Já em 1944, ocasião em que o Mundo sofria os efeitos da Grande Depressão e da Segunda Guerra Mundial, a OIT adotou a Declaração da Filadélfia como anexo da sua Constituição, sendo que a Declaração antecipou e serviu de modelo para a Carta das Nações Unidas e para a Declaração Universal dos Direitos Humanos.

O artigo 57 da Carta das Nações Unidas, adotada em 1945, estatuiu a possibilidade de organismos internacionais se vinculassem a ONU, sendo que em 30 de maio de 1946, em Nova York, as Nações Unidas reconheceram a Organização Internacional do Trabalho como um organismo especializado, competente para empreender a ação que considere apropriada, de conformidade com seu instrumento constitutivo básico, para o cumprimento dos propósitos neles expostos.1

Assim sendo, a Organização Internacional do Trabalho é a única das Agências do Sistema das Nações Unidas que tem estrutura tripartite, na qual os representantes dos empregadores e dos trabalhadores têm os mesmos direitos que os do governo.

O Brasil ratificou o instrumento de emenda da Constituição da OIT em 13 de abril de 1948, conforme Decreto de Promulgação nº 25.696, de 20 de outubro de 1948.2

Conforme lição exposta por Arnaldo Süssekind3  as finalidades atuais da OIT correspondem ao que expressamente proclamam o Preâmbulo da sua Constituição e na Declaração da Filadélfia.
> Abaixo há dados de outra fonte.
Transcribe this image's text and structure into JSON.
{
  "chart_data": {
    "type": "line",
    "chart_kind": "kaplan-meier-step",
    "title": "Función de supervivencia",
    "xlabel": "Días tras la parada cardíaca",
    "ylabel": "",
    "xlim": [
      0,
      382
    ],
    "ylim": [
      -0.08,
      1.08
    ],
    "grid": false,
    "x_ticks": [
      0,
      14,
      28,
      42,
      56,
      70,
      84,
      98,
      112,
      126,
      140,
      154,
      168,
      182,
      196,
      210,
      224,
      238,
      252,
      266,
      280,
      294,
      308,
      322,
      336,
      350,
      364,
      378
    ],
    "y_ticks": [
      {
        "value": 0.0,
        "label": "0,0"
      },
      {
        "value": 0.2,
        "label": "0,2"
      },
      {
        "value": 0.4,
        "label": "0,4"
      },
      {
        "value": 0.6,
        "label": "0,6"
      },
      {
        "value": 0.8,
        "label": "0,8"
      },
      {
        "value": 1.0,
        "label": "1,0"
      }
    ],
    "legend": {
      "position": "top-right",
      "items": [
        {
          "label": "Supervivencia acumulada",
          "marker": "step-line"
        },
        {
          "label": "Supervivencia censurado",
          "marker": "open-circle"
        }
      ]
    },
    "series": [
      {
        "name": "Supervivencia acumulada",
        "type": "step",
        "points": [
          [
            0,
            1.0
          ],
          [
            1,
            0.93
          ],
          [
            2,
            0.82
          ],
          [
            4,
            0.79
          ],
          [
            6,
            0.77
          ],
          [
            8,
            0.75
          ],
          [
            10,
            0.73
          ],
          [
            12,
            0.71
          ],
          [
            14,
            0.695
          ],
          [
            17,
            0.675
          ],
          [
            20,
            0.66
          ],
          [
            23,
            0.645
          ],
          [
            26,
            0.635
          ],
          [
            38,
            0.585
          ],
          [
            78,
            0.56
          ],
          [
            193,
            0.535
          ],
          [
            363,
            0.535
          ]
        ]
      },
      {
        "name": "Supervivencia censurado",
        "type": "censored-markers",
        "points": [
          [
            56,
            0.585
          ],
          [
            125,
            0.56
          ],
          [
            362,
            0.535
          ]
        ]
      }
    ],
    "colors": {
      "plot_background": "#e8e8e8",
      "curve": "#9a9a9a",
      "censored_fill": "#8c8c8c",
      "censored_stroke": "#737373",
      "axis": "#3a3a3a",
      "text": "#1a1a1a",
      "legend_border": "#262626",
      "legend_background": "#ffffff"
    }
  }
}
Se analisarmos os referidos textos se constata que ambos se fundam no princípio de que a paz universal e permanente só pode se basear na justiça social, assim a OIT busca a promoção da justiça social e o reconhecimento internacional dos direitos humanos e trabalhistas.

Para Durand e Jaussaud4 são três os motivos inspiradores da criação da OIT:

a) sentimento de justiça social, por ainda existirem condições de trabalho não dignas aos seres humanos;

b) o perigo da injustiça social, para a manutenção da paz;

c) a similaridade das condições de trabalho na ordem internacional, possibilitando assim uma condição equitativa de concorrência do mercado.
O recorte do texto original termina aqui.